Mechanisms of neurotoxicity of amyloid aggregates
Alzheimer’s disease and related disorders are increasingly common degenerative disorders of the brain that occur in mid-to-late adult life. They cause impairments in memory and intellectual function, and lead to death within 10-15 years of diagnosis. 37 million people are affected by these diseases worldwide. They are the fourth leading cause of death among adults in industrialized societies and are becoming an increasingly significant healthcare problem in low- and middle-income countries.
Although we know that several genes and environmental effects can cause Alzheimer’s disease, we do not know why or how they lead to the death of nerve cells in the brain. The paucity of knowledge about the molecular mechanics of these diseases has hampered the development of sensitive and accurate tests and effective treatments.
The Alzheimer’s Disease consortium is a multidisciplinary team of research groups funded by a strategic neurodegeneration award from the Wellcome Trust and the MRC. Its members are from four distinct Universities: University of Cambridge, the University of Bristol, University of Toronto and the Max Planck Institute (Bonn) and the MRC Protein Phosphorylation Unit at the University of Dundee.

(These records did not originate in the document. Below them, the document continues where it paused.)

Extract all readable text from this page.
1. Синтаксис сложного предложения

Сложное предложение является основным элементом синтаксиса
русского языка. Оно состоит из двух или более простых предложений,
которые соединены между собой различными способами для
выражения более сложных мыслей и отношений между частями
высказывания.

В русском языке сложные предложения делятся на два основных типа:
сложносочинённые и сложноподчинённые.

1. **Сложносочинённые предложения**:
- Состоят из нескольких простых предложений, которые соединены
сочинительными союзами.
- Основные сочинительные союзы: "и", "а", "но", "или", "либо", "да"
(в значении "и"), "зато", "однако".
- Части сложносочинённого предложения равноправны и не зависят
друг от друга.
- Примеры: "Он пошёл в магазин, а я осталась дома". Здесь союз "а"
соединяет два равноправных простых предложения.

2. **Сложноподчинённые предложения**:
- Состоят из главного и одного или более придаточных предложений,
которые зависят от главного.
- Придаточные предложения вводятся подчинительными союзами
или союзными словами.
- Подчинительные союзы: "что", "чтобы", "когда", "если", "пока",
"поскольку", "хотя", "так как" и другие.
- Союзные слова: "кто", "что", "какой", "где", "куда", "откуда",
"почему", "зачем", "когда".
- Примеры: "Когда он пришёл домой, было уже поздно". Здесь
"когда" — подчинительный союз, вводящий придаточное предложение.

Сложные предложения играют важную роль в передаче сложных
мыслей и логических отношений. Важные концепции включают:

The consortium applies novel tools from physics, chemistry, computer science, genomics, biology and model organisms to generate a detailed understanding of the molecular mechanics that are activated by the accumulation of amyloid beta and tau, and that ultimately lead to the death of brain cells in Alzheimer’s Disease. The consortium aims to determine why and how both amyloid beta and tau accumulate in the brains of people with Alzheimer’s disease, and why the normal mechanisms for removing aggregated proteins from brain cells become overwhelmed. It also searches for and develops drug-like molecules that bind aggregation-prone proteins such as tau as potential therapies for these diseases.